The benevolent haseki (sultan’s favourite woman) of Ottoman Sultan Selim II (B. 1525, Paros – D. December 6th, 1587, Istanbul). Her real name was Cecilia Venier-Baffo. She was the main wife of Selim II and the mother of Murad III. In some of the Ottoman sources, she was described as being a daughter of a Jewish family; on the other hand, some historians suggest that she was from Venice. According to this claim, she was the daughter, whose name was Rachel or Cecilia, of Violanta Baffo and her husband Nicolò Venier, who was one of the lords of Paros Island of The Cyclades, and brother of Sebastiano Venier, the duke of Venice. It is assumed that she was brought to Istanbul around 1545, and bought in a slave market set up in Pera, in order to be raised for the palace services, and after a while, she was sent to the harem of the prince Selim, who was the governor of Manisa at that time. In some Turkish and foreign sources, Nurbanu Sultan is confused with Safiye Sultan, the haseki (favorite lady of the padishah among the courtesans) of Murad III. During the reign of Selim II (1566-74), she attracted attention with her characteristics such as her beauty and intelligence. After Murad III came to the throne (1574), she became the “sultana” and her prestige in the court increased. It was said that the sultan respected her so much, and consulted her before taking important decisions. Some historians admit that she had influence on establishing peace in the relations between Turkey-Venice, and Egypt-Venice.

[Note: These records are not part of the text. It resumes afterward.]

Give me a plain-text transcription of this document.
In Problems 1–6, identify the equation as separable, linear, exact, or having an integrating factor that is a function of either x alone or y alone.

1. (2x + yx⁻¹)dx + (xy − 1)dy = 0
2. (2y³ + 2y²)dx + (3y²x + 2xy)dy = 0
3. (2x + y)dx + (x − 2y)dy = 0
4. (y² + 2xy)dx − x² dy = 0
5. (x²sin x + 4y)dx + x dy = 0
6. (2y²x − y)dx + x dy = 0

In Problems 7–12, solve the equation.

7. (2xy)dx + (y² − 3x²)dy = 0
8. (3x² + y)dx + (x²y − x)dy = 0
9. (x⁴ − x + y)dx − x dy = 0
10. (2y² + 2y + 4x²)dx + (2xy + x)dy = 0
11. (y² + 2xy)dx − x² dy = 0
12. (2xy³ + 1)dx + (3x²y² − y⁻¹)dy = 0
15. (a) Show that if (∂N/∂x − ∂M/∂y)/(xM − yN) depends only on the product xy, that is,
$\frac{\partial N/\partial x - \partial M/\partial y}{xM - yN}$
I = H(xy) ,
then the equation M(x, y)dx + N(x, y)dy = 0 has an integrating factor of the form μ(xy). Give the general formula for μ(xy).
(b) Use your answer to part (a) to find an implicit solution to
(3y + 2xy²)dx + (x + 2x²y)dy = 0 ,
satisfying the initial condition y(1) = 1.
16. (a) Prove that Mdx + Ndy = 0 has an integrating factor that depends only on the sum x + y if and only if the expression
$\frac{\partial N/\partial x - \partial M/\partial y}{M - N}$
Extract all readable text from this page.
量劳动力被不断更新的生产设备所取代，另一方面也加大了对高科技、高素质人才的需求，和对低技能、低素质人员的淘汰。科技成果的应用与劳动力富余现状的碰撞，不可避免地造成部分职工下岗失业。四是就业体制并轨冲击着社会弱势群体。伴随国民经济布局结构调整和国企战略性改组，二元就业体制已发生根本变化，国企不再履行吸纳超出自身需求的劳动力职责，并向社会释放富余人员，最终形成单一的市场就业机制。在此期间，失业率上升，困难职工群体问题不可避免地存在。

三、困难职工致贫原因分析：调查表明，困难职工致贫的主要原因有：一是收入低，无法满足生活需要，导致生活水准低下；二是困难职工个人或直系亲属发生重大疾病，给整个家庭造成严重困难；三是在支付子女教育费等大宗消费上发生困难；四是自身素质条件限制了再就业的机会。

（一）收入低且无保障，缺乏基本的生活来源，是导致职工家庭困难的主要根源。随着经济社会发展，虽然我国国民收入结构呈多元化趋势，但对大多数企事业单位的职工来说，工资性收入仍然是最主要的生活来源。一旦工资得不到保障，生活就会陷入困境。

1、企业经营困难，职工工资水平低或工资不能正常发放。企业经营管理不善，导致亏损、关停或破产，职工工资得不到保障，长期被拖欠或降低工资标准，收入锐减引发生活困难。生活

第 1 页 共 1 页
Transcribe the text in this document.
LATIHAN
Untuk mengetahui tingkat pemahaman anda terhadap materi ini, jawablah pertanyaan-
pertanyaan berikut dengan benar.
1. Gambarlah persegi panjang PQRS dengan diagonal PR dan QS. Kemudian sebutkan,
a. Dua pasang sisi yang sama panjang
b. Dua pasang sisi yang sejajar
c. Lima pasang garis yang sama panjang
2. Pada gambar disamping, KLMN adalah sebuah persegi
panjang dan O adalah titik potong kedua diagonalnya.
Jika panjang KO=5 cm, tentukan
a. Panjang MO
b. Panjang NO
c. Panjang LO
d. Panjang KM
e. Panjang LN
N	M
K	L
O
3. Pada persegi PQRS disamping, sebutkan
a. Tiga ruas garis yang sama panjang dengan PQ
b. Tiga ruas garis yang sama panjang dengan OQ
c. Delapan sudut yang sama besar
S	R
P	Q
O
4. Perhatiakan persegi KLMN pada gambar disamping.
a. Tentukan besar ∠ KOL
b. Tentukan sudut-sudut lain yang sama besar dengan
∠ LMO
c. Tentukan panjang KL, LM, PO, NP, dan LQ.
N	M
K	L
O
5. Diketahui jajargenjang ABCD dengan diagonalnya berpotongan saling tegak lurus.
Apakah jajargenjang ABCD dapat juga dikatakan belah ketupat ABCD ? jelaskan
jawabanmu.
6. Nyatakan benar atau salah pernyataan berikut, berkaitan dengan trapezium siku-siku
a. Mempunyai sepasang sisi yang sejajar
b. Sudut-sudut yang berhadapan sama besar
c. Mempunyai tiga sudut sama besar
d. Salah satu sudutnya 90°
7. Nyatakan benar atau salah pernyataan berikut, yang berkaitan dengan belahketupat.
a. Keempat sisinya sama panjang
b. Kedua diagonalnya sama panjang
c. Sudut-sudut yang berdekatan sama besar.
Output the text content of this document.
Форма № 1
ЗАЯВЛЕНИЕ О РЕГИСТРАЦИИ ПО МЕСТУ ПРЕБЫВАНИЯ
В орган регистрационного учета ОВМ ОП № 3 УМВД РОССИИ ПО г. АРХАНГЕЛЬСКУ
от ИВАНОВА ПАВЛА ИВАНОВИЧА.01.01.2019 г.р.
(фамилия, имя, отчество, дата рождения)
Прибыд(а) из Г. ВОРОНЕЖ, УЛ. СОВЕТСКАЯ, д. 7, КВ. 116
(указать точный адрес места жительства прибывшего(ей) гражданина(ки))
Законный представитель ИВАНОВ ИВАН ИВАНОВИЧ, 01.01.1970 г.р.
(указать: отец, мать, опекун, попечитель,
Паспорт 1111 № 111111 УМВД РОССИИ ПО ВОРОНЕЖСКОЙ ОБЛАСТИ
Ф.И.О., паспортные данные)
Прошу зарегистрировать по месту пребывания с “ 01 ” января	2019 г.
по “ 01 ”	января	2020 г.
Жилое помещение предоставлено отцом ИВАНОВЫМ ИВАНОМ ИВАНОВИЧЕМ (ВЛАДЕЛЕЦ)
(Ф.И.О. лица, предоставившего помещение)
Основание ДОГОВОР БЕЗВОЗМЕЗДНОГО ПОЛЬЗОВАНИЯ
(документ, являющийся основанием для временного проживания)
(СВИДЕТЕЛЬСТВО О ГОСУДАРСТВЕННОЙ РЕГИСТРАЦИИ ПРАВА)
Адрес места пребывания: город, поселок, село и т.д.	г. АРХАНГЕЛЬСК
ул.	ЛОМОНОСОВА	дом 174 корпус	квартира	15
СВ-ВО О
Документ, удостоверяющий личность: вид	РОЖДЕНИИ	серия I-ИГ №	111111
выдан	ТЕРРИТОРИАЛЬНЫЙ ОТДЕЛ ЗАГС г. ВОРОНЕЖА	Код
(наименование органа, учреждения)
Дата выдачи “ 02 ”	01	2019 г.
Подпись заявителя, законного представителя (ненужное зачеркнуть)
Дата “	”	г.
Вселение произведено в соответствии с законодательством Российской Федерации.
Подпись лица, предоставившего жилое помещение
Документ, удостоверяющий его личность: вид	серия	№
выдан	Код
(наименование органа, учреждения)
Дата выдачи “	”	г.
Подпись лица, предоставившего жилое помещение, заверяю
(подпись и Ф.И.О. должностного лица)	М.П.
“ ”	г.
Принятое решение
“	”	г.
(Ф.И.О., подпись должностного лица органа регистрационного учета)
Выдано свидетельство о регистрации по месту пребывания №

Nurbanu Sultan, who found herself in the palace at a very young age, was trained like the other servants in the palace. During one of these trainings, she caught the eye of Haseki Hürrem Sultan (Roxelana), the wife of Süleyman the Magnificent, who was the sultan of the time. This thin girl impressed Hürrem Sultan with her intelligence, and she was sent to the Manisa Sanjak (T.N. district) for training. Hürrem Sultan had the thought of marrying Nurbanu to one of her sons on her mind. Hürrem Sultan was so certain about that girl’s future that she gave her the name “Afife Nurbanu”. Afife means ‘virtuous’, and Nurbanu means ‘the queen who scatters the light of God’.
Naturally, what Hürrem Sultan thought came into reality; Nurbanu was married off to Hürrem Sultan’s son, prince Selim. Selim attached himself to Nurbanu with a great love. The poems which Selim wrote for Nurbanu are seen as the most beautiful examples of Divan Literature. As Selim said for Nurbanu, “When you pull ahead of me, the places you step on turn into a rose garden, and when you look at me after I call you, it feels as if the time stops.”
When the prince Selim came to the throne, Nurbanu Sultan assumed the title of “sultana” for the first time in Ottoman history, and both during the reign of her husband and the reign of her son, she had a great influence in the court.
In the coming years, many women came into the life of Selim the Blond (Selim II), but none of them could impress him as much as Nurbanu Sultan did. After the death of Selim II, the son of Selim and Nurbanu, Murad, succeeded to the throne, and Nurbanu Sultan continued living as the “sultana”. Thus, like Hürrem Sultan, she governed the state behind the closed doors. In her old age, she struggled for dominance of the harem with her son’s wife, Safiye Sultan. Safiye Sultan pointed out that “I saw Nurbanu in her mid-forties, and in spite of her old age, she was the most beautiful woman I had ever seen in my entire life.”
Nurbanu Sultan, who had a great fortune, left a great number of pious foundations. The most important ones are the Eski Valide Mosque and its complex, in Üsküdar, Toptaşı. This complex was put into service in 1583. In order to yield money for this complex, she built the Yeşil Direkli Hamam (big Turkish bath) near Cedid Valide Mosque, Çemberlitaş Hamamı (Çifte Hamam) in Divanyolu, and Havuzlu Hamam in Langa. She had water collected with the name of Eski Valide Suyu, and got that water drained from the fountains of Atik Valide Mosque and its complex, and fountains near Semih Paşa, Tunusbağı, At Pazarı and Körbakkal, and received the blessing of the people.
During the reign of her son, Nurbanu Sultan died in 1583. After the funeral in which the sultan, grand vizier, and Shaykh al-Islām participated, she was buried in the mausoleum of Selim II with the funeral prayer performed in the Fatih Mosque.
REFERENCE: E. J. Brill / First Encyclopaedia of Islam (1913-36), Martijn Theodoor / Houtsma (1987), Yeni Rehber Ansiklopedisi (1993), Meydan Larousse Ansiklopedisi (1969-73), Godfrey Goodwin - Saqi Book / The Private World of Ottoman Women (s.128, 2001), Cultures in Colors / Valeria Heuberger - Geneviève Humbert - Geneviève Humbert-Knitel - Elisabeth Vyslonzil (s. 68, 2001), Ünlü Kadınlar (Türkiye Ünlüleri Ansiklopedisi, C. 6, 2013) - Encyclopedia of Turkey’s Famous People (2013).